Turkey: Current account deficit narrows again in July, supported by services exports
Turkey’s current account deficit continued to narrow at the outset of the third quarter, with the shortfall dropping to USD 0.7 billion in July from USD 2.0 billion in July 2020 (June 2021: USD -1.1 billion). The print slightly undershot market expectations of a narrower deficit, however. Meanwhile, in the 12 months up to July, the current account deficit came in at a 12-month low of USD 27.8 billion, down from USD 29.1 billion in June.
The annual improvement came mainly on the back of a greater services trade surplus in the month compared to a year prior. This development was made possible by the easing of movement restrictions and the partial resumption of international travel— tourist arrivals in the month were up over 360% year-on-year. On the other hand, the merchandise trade deficit widened markedly in July as growth in goods imports (+16.8% year-on-year) outpaced the expansion in goods exports (+12.2% year-on-year).
On the financial front, there was a net inflow of USD 4.9 billion in July (July 2020: USD 0.6 billion inflow). This came on the back of external borrowing by the government, trade credit inflows, net direct investment, and local banks’ increased currency and deposit liabilities. Lastly, official reserves rose by USD 6.7 billion in the month.

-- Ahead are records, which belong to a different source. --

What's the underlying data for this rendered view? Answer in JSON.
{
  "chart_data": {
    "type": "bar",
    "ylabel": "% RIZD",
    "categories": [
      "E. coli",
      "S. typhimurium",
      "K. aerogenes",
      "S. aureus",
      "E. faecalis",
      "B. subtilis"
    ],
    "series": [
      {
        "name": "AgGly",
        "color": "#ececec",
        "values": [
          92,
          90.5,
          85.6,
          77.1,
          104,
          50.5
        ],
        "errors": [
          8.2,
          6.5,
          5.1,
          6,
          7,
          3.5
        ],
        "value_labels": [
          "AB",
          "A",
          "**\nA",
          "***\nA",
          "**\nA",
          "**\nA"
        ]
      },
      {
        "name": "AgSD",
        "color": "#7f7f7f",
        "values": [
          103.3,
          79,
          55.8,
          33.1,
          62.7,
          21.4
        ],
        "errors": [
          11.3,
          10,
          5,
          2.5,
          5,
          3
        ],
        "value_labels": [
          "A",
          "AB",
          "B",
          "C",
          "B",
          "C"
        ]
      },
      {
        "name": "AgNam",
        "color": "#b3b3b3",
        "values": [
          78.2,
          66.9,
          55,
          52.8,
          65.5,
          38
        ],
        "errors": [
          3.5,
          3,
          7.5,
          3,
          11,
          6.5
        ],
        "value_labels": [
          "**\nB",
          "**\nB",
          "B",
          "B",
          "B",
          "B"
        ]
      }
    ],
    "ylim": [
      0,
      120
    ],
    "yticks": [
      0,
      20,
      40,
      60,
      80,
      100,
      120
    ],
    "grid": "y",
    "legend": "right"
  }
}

Turkey’s external position has improved on the back of the gradual relaxation of lockdown measures globally, buoying the important tourism sector, while the country’s cheaper currency should have enhanced the competitiveness of merchandise exports. However, risks remain tilted to the downside ahead amid firming domestic demand spurring stronger growth in goods imports, which will weigh on the external balance. That said, healthier external demand should help the current account balance to narrow notably this year compared to last.
Commenting on the data, analysts at Goldman Sachs added:
“We maintain our current account deficit forecast of 2.2% of GDP for the whole year. Overall, we think that the Turkish economy has been supported by the strength of external demand and been able to achieve a high growth rate without a deterioration in its current account balance. This is also reflected in our forecasts—we’ve revised up our growth estimates over the year (currently 9.5% year-on-year for 2021) without a major adjustment to our current account forecasts.”